Consumer inflation accelerated to 6,1% year on year from 6% in March, taking it just above the Reserve Bank's official 3%-6% target range but keeping it slightly below market consensus forecasts for an increase of 6,2%.
The figures were a surprise as a sharp rise in petrol prices during the month had been expected to put more upward pressure on prices. The news will feed into the Bank's decision on interest rates on Thursday at the end of its three-day monetary policy meeting.
The Bank is expected to keep its repo rate steady at 5,5%, and the news gives it more reason to adopt a dovish tone in its announcement, which will be closely scrutinised for clues on the timing of an interest rate hike.

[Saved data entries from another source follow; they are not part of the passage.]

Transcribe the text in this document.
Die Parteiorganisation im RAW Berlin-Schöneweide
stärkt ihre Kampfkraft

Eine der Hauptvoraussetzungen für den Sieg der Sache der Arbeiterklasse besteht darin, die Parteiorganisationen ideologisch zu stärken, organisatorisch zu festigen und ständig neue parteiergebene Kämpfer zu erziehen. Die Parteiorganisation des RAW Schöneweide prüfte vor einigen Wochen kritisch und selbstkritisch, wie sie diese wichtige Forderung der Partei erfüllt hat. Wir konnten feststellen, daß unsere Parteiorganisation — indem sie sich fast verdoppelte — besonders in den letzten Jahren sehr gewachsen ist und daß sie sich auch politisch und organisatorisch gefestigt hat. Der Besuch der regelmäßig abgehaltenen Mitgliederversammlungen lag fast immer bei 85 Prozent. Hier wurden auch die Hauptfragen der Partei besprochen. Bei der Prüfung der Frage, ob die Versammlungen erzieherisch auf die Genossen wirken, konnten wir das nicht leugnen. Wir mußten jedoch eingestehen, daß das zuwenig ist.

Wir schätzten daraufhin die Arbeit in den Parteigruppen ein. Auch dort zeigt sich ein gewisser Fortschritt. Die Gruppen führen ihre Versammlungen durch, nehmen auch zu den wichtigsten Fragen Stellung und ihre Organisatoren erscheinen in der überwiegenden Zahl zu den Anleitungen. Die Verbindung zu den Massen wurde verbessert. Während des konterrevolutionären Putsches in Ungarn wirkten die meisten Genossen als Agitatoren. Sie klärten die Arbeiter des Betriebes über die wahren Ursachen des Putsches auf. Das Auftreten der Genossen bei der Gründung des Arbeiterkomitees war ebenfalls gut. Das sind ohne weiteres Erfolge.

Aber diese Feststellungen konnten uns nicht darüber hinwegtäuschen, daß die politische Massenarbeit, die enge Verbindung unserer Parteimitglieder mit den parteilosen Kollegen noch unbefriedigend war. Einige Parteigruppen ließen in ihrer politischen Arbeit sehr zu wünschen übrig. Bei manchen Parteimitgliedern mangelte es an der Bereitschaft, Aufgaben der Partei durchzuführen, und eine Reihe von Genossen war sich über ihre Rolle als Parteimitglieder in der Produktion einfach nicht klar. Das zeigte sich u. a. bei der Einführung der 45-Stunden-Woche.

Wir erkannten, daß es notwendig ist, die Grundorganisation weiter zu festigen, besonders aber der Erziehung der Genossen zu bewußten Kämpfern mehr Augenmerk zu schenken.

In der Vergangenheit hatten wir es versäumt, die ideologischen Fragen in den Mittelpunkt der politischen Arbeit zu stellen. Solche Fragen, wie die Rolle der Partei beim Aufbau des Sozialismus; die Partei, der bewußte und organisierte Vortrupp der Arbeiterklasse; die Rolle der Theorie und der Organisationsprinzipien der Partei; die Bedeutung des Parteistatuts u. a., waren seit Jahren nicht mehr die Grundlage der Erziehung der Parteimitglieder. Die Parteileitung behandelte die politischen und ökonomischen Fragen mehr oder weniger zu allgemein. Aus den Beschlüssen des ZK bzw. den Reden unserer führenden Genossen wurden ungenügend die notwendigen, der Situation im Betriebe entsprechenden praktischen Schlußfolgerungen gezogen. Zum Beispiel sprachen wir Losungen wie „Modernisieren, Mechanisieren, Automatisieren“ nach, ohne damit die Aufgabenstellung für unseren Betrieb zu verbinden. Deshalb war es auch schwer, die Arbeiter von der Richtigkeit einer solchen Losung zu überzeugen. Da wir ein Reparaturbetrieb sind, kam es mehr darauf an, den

"It's far better than expected," said Standard Bank economist Thabi Leoka. "We expect the Bank to reduce its forecast that inflation will peak at 6,5% in the second quarter of this year."
The Bank's monetary policy committee is likely to give more weight to the threats that Europe's crisis poses to the South African economy than to inflation pressures in its statement on Thursday.
Inflation is expected to subside to within the target range before the end of this year, and local money markets are betting that interest rates will rise late next year.
During the month itself, inflation rose 0,4%, slowing from a 1,1% increase in March, Stats SA said. That was also a touch below consensus forecasts for a 0,5% rise.
The main drivers of the year-on-year increase in inflation were food prices and higher costs of housing and utilities.
During the month itself, the sharp rise in fuel prices was the main factor.